Owners Beth and Mitch Battilla say they expecting their rental season to be busier than normal with high demand from people wanting to get out and be outside. But, one potential balancing factor could be that people now have many more options for fun than they did last year, when many indoor activities such as movie theaters were closed.

However, their six-year-old business will also be in a better position to handle high demand as it is now operating out of its own space near the creek at 423 10th Street after operating out of a stand along the creek last year.

Beth said they are also planning to keep the reservation system they adopted during the pandemic.

“That was one great thing that came out of COVID for us were those reservations to spread people out a little bit,” she said. “And we are going to continue that because it was actually really good for our business.”

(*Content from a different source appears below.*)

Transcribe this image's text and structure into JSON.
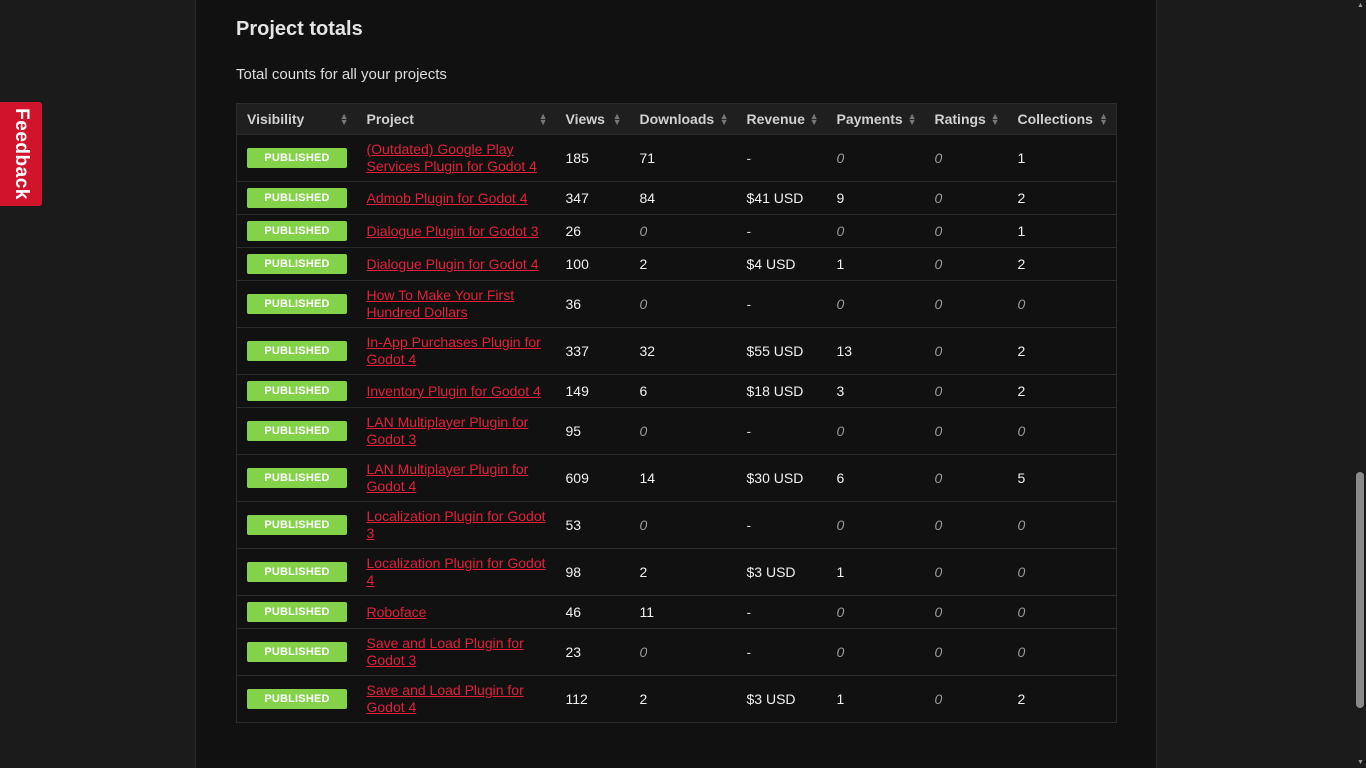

Adventure West has not yet started renting tubes because of high water levels but is now taking reservations for rentals starting on June 19. However, reservations will initially be limited to adults until the city determines it is safe for kids.

Another planned change that will likely excite many customers is the planned addition off a shuttle that will drop its tubers off along the creek near the new Peaks to Plains trail addition when it opens off of Highway 6.

“That will allow people to not have to walk with the tubes along the Riverwalk so there’s not as much foot traffic,” he said. “But that will depend on whether the Peak to Plains addition opens or not. Right now, I know they are shooting for August.”

Beth said she and Mitch also participated in the stakeholder group and are excited about the planned changes that came out of it.

“I think the more educated the public is about safety along the creek and respecting other uses, the better,” she said.